- The Thai theatrical poster.
- Directed by: Kongkiat Khomsiri
- Written by: Kongkiat Khomsiri
- Produced by: Charoen Iamphungporn Apiradee Iamphungporn Kiatkamol Iamphungphorn Thanit Jitnukul
- Starring: Akara Amarttayakul Thawatchai Penpakdee Sonthaya Chitmanee Sarita Kongpech Sangthong Ket-U-Tong
- Cinematography: Sayombhu Mukdeeprom
- Distributed by: Five Star Production (Thailand) Grindstone Entertainment Group (United States)
- Release date: August 30, 2007;
- Country: Thailand
- Language: Thai

= Muay Thai Chaiya =

Muay Thai Chaiya or Chaiya (ไชยา) is a 2007 Thai drama film about two talented muay Thai boxers, boyhood friends whose lives take divergent paths after they arrive in Bangkok. The film is the solo directorial debut by Kongkiat Khomsiri, who had previously been among seven directors on Art of the Devil 2, and had written the screenplay for The Unseeable.

It premiered as the closing film at the 2007 Bangkok International Film Festival, and opened in wide release in Thailand cinemas on August 30, 2007.

==Plot==
Growing up in Chaiya, Surat Thani Province, three boys, Piak, Pao and Samor, are followers of Pao's brother, Krang (Prawit Kittichanthira), a legendary Muay Thai fighter who is taught by Pao's father, Tew (Samart Payakaroon).

After an accident partially cripples Samor, Piak and Pao train as boxers under Tew, who teaches them the Muay Chaiya style, but the boxing school is broken up when Tew and Krang are recruited to a gym in Bangkok.

Eventually, Piak and Pao go to Bangkok themselves, bringing along Samor and Sripai, a nurse who is engaged to Piak, but whom Pao secretly loves. When they arrive, it is revealed that Tew has become a monk after Krangsuk committed suicide for being accused of throwing a fight.

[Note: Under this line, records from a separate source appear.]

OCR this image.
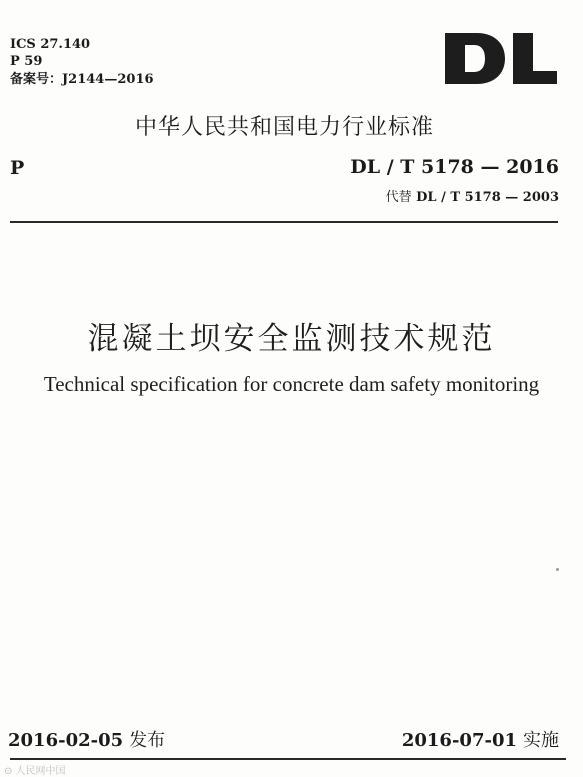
ICS 27.140
P 59
备案号：J2144—2016
中华人民共和国电力行业标准
P	DL / T 5178 — 2016
代替 DL / T 5178 — 2003
混凝土坝安全监测技术规范
Technical specification for concrete dam safety monitoring
2016-02-05 发布	2016-07-01 实施
⊙ 人民网中国
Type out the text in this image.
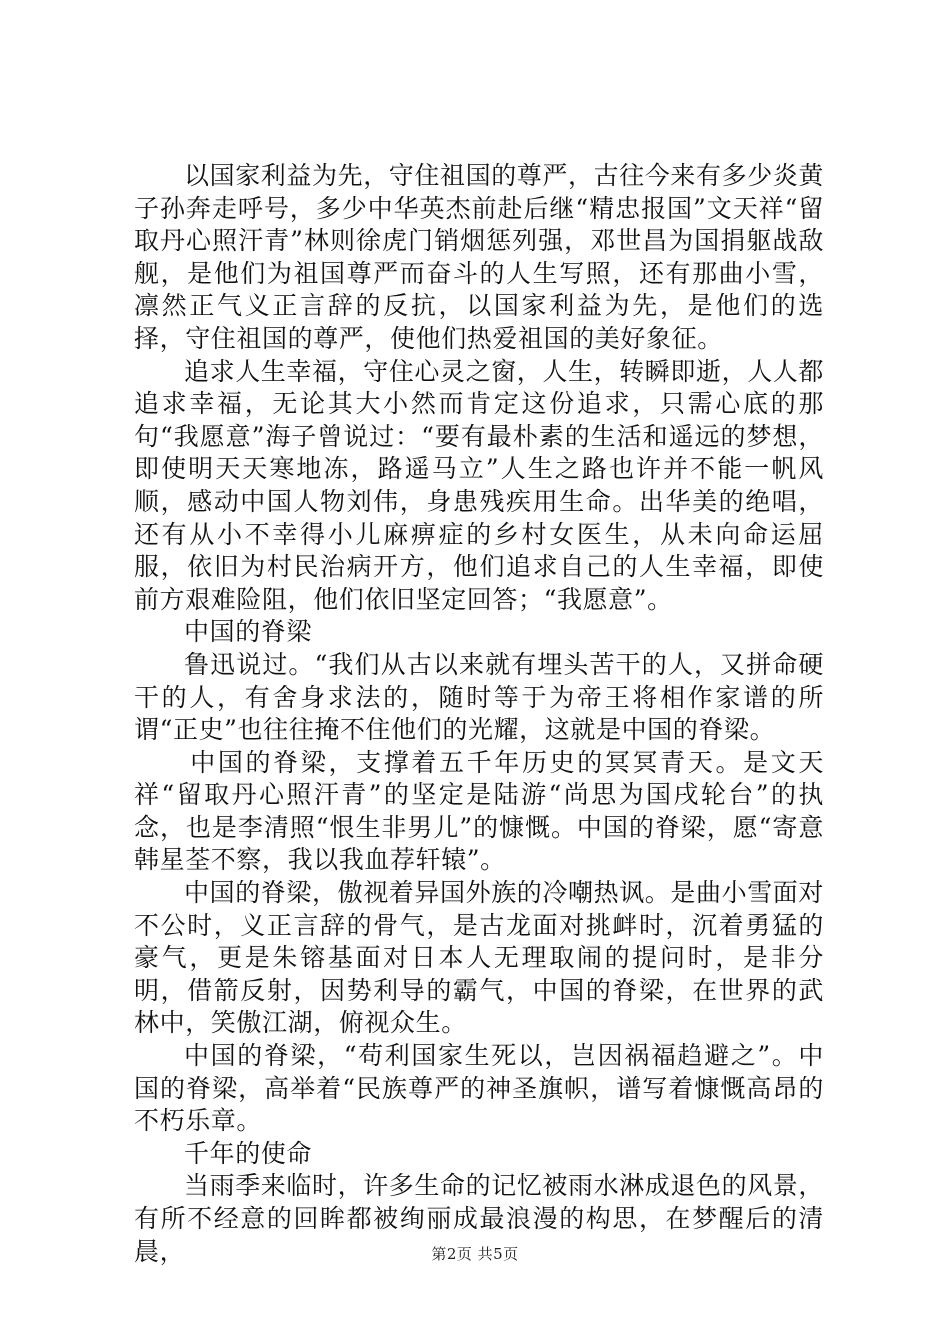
以国家利益为先，守住祖国的尊严，古往今来有多少炎黄子孙奔走呼号，多少中华英杰前赴后继“精忠报国”文天祥“留取丹心照汗青”林则徐虎门销烟惩列强，邓世昌为国捐躯战敌舰，是他们为祖国尊严而奋斗的人生写照，还有那曲小雪，凛然正气义正言辞的反抗，以国家利益为先，是他们的选择，守住祖国的尊严，使他们热爱祖国的美好象征。

追求人生幸福，守住心灵之窗，人生，转瞬即逝，人人都追求幸福，无论其大小然而肯定这份追求，只需心底的那句“我愿意”海子曾说过：“要有最朴素的生活和遥远的梦想，即使明天天寒地冻，路遥马立”人生之路也许并不能一帆风顺，感动中国人物刘伟，身患残疾用生命。出华美的绝唱，还有从小不幸得小儿麻痹症的乡村女医生，从未向命运屈服，依旧为村民治病开方，他们追求自己的人生幸福，即使前方艰难险阻，他们依旧坚定回答；“我愿意”。

中国的脊梁

鲁迅说过。“我们从古以来就有埋头苦干的人，又拼命硬干的人，有舍身求法的，随时等于为帝王将相作家谱的所谓“正史”也往往掩不住他们的光耀，这就是中国的脊梁。

中国的脊梁，支撑着五千年历史的冥冥青天。是文天祥“留取丹心照汗青”的坚定是陆游“尚思为国戌轮台”的执念，也是李清照“恨生非男儿”的慷慨。中国的脊梁，愿“寄意韩星荃不察，我以我血荐轩辕”。

中国的脊梁，傲视着异国外族的冷嘲热讽。是曲小雪面对不公时，义正言辞的骨气，是古龙面对挑衅时，沉着勇猛的豪气，更是朱镕基面对日本人无理取闹的提问时，是非分明，借箭反射，因势利导的霸气，中国的脊梁，在世界的武林中，笑傲江湖，俯视众生。

中国的脊梁，“苟利国家生死以，岂因祸福趋避之”。中国的脊梁，高举着“民族尊严的神圣旗帜，谱写着慷慨高昂的不朽乐章。

千年的使命

当雨季来临时，许多生命的记忆被雨水淋成退色的风景，有所不经意的回眸都被绚丽成最浪漫的构思，在梦醒后的清晨，	第2页 共5页
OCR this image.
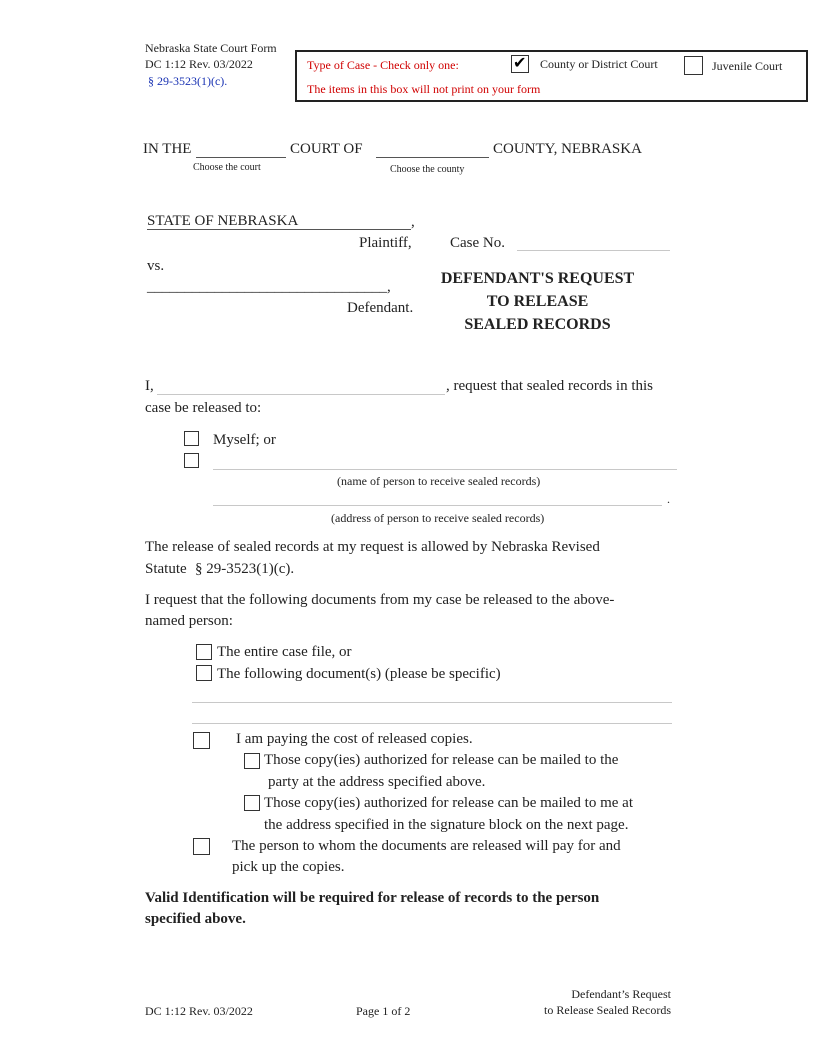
Nebraska State Court Form
DC 1:12 Rev. 03/2022
§ 29-3523(1)(c).
Type of Case - Check only one:
✔	County or District Court	Juvenile Court
The items in this box will not print on your form
IN THE	COURT OF	COUNTY, NEBRASKA
Choose the court	Choose the county
STATE OF NEBRASKA	,
Plaintiff,	Case No.
vs.
________________________________,
Defendant.
DEFENDANT'S REQUEST
TO RELEASE
SEALED RECORDS
I,	, request that sealed records in this
case be released to:
Myself; or
(name of person to receive sealed records)
.
(address of person to receive sealed records)
The release of sealed records at my request is allowed by Nebraska Revised
Statute § 29-3523(1)(c).
I request that the following documents from my case be released to the above-
named person:
The entire case file, or
The following document(s) (please be specific)
I am paying the cost of released copies.
Those copy(ies) authorized for release can be mailed to the
party at the address specified above.
Those copy(ies) authorized for release can be mailed to me at
the address specified in the signature block on the next page.
The person to whom the documents are released will pay for and
pick up the copies.
Valid Identification will be required for release of records to the person
specified above.
DC 1:12 Rev. 03/2022	Page 1 of 2
Defendant’s Request
to Release Sealed Records
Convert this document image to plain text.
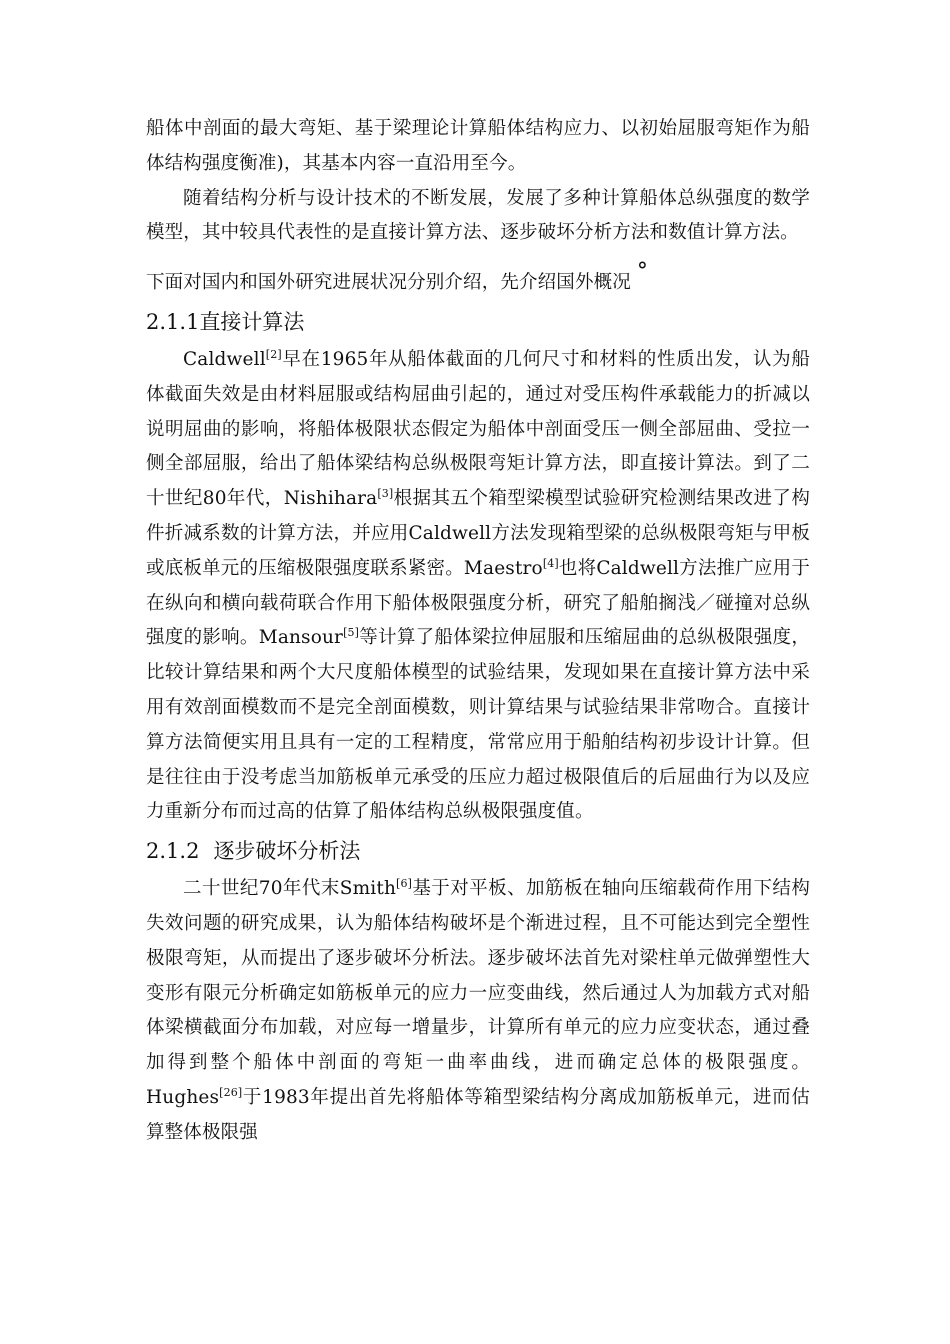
船体中剖面的最大弯矩、基于梁理论计算船体结构应力、以初始屈服弯矩作为船体结构强度衡准)，其基本内容一直沿用至今。

随着结构分析与设计技术的不断发展，发展了多种计算船体总纵强度的数学模型，其中较具代表性的是直接计算方法、逐步破坏分析方法和数值计算方法。

下面对国内和国外研究进展状况分别介绍，先介绍国外概况 °

2.1.1直接计算法

Caldwell[2]早在1965年从船体截面的几何尺寸和材料的性质出发，认为船体截面失效是由材料屈服或结构屈曲引起的，通过对受压构件承载能力的折减以说明屈曲的影响，将船体极限状态假定为船体中剖面受压一侧全部屈曲、受拉一侧全部屈服，给出了船体梁结构总纵极限弯矩计算方法，即直接计算法。到了二十世纪80年代，Nishihara[3]根据其五个箱型梁模型试验研究检测结果改进了构件折减系数的计算方法，并应用Caldwell方法发现箱型梁的总纵极限弯矩与甲板或底板单元的压缩极限强度联系紧密。Maestro[4]也将Caldwell方法推广应用于在纵向和横向载荷联合作用下船体极限强度分析，研究了船舶搁浅／碰撞对总纵强度的影响。Mansour[5]等计算了船体梁拉伸屈服和压缩屈曲的总纵极限强度，比较计算结果和两个大尺度船体模型的试验结果，发现如果在直接计算方法中采用有效剖面模数而不是完全剖面模数，则计算结果与试验结果非常吻合。直接计算方法简便实用且具有一定的工程精度，常常应用于船舶结构初步设计计算。但是往往由于没考虑当加筋板单元承受的压应力超过极限值后的后屈曲行为以及应力重新分布而过高的估算了船体结构总纵极限强度值。

2.1.2 逐步破坏分析法

二十世纪70年代末Smith[6]基于对平板、加筋板在轴向压缩载荷作用下结构失效问题的研究成果，认为船体结构破坏是个渐进过程，且不可能达到完全塑性极限弯矩，从而提出了逐步破坏分析法。逐步破坏法首先对梁柱单元做弹塑性大变形有限元分析确定如筋板单元的应力一应变曲线，然后通过人为加载方式对船体梁横截面分布加载，对应每一增量步，计算所有单元的应力应变状态，通过叠加得到整个船体中剖面的弯矩一曲率曲线，进而确定总体的极限强度。Hughes[26]于1983年提出首先将船体等箱型梁结构分离成加筋板单元，进而估算整体极限强
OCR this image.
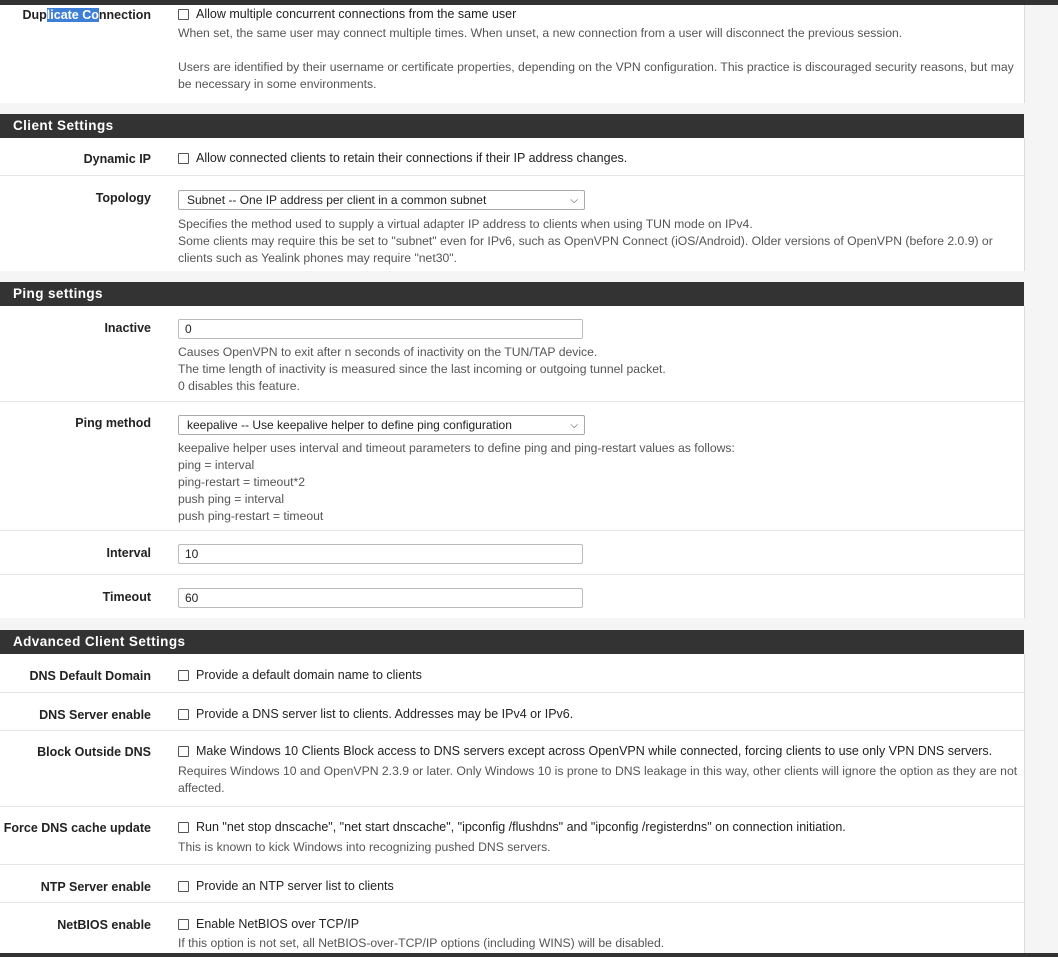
Duplicate Connection	Allow multiple concurrent connections from the same user
When set, the same user may connect multiple times. When unset, a new connection from a user will disconnect the previous session.
Users are identified by their username or certificate properties, depending on the VPN configuration. This practice is discouraged security reasons, but may be necessary in some environments.
Client Settings
Dynamic IP	Allow connected clients to retain their connections if their IP address changes.
Topology	Subnet -- One IP address per client in a common subnet	⌵
Specifies the method used to supply a virtual adapter IP address to clients when using TUN mode on IPv4.
Some clients may require this be set to "subnet" even for IPv6, such as OpenVPN Connect (iOS/Android). Older versions of OpenVPN (before 2.0.9) or clients such as Yealink phones may require "net30".
Ping settings
Inactive	0
Causes OpenVPN to exit after n seconds of inactivity on the TUN/TAP device.
The time length of inactivity is measured since the last incoming or outgoing tunnel packet.
0 disables this feature.
Ping method	keepalive -- Use keepalive helper to define ping configuration	⌵
keepalive helper uses interval and timeout parameters to define ping and ping-restart values as follows:
ping = interval
ping-restart = timeout*2
push ping = interval
push ping-restart = timeout
Interval	10
Timeout	60
Advanced Client Settings
DNS Default Domain	Provide a default domain name to clients
DNS Server enable	Provide a DNS server list to clients. Addresses may be IPv4 or IPv6.
Block Outside DNS	Make Windows 10 Clients Block access to DNS servers except across OpenVPN while connected, forcing clients to use only VPN DNS servers.
Requires Windows 10 and OpenVPN 2.3.9 or later. Only Windows 10 is prone to DNS leakage in this way, other clients will ignore the option as they are not affected.
Force DNS cache update	Run "net stop dnscache", "net start dnscache", "ipconfig /flushdns" and "ipconfig /registerdns" on connection initiation.
This is known to kick Windows into recognizing pushed DNS servers.
NTP Server enable	Provide an NTP server list to clients
NetBIOS enable	Enable NetBIOS over TCP/IP
If this option is not set, all NetBIOS-over-TCP/IP options (including WINS) will be disabled.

Piak's skills in Muay Chaiya and hotheadedness make him a fierce fighter, but it is also a liability that costs him a fight and ends his career. He joins the world of underground bare-knuckle brawling, where he flourishes using his Muay Chaiya skills. He and Samor also take on other jobs in the criminal underworld, including helping out at the go-go bar where the pretty Warn dances and seduces Piak. While working in the criminal underworld, both of them end up also doing the dirty work for their boss. Sripai later finds Piak in bed with Warn and goes to find Pao. Pao and Sripai begin living together while Piak takes over the underground business once his boss is killed by another rival boss.

Meanwhile, Pao begins training with his father and works his way up the ranks. He is eventually put forward as a top boxer in a match against a fierce farang, Diamond Sullivan, who uses performance-enhancing drugs. This places Pao at odds with the gangsters whom Piak and Samor work for, Kru Paik. Pao loses the first fight with Diamond.

Piak and Samor are later tasked with killing Pao, but Piak intentionally shoots him non-fatally. Afterwards, he is arrested and sent to prison. At the same time, Pao is set up for a rematch with Diamond Sullivan but the gangsters whom Piak work for want Pao to throw the fight. If he does not, he will be killed. However, Samor has sent Pao a tape recording telling him to give it his all in the fight.

While being transferred, Piak is freed with help from Samor and the two set out to prevent another attempt on Pao's life. Samor sacrifices himself and sets off an explosive vest that kills some of the gangsters in a car. Piak rushes to Rajadamnern Stadium, where Pao's fight is being held and kills most of the other gang members.

Eventually the film culminates in Pao's second fight with Diamond. Pao is brutally beaten and knocked down several times, but comes out victorious, knocking Diamond out with the Muay Chaiya technique previously used by his brother, as he remembers the time the three of them trained together as young boys.

After Pao's victory, the boss orders his men to kill Pao but Piak captures him as the police surround him. Initially, Piak surrenders to the police as he is about to murder the crime boss, being compelled by Pao and Sripai. However, when the boss makes threats to Sripai and her daughter, Piak breaks free and fatally shoots him with a policeman's gun, in turn getting fatally shot himself. Piak dies surrounded by both Pao and Sripai.

The film ends with Pao, Sripai, and her daughter traveling back to Chaiya, where Pao scatters Piak's ashes into the ocean.

==Cast==
- Akara Amarttayakul as Piak
- Thawatchai Penpakdee as Pao
- Sonthaya Chitmanee as Samor
- Sarita Kongpech as Sripai
- Sangthong Ket-U-Tong as Warn
- Prawit Kittichanthira as Krangsuk
- Samart Payakaroon as Tew
- Don Ferguson as Diamond Sullivan

==Production==
Director Wisit Sasanatieng served as an uncredited art director on Muay Thai Chaiya.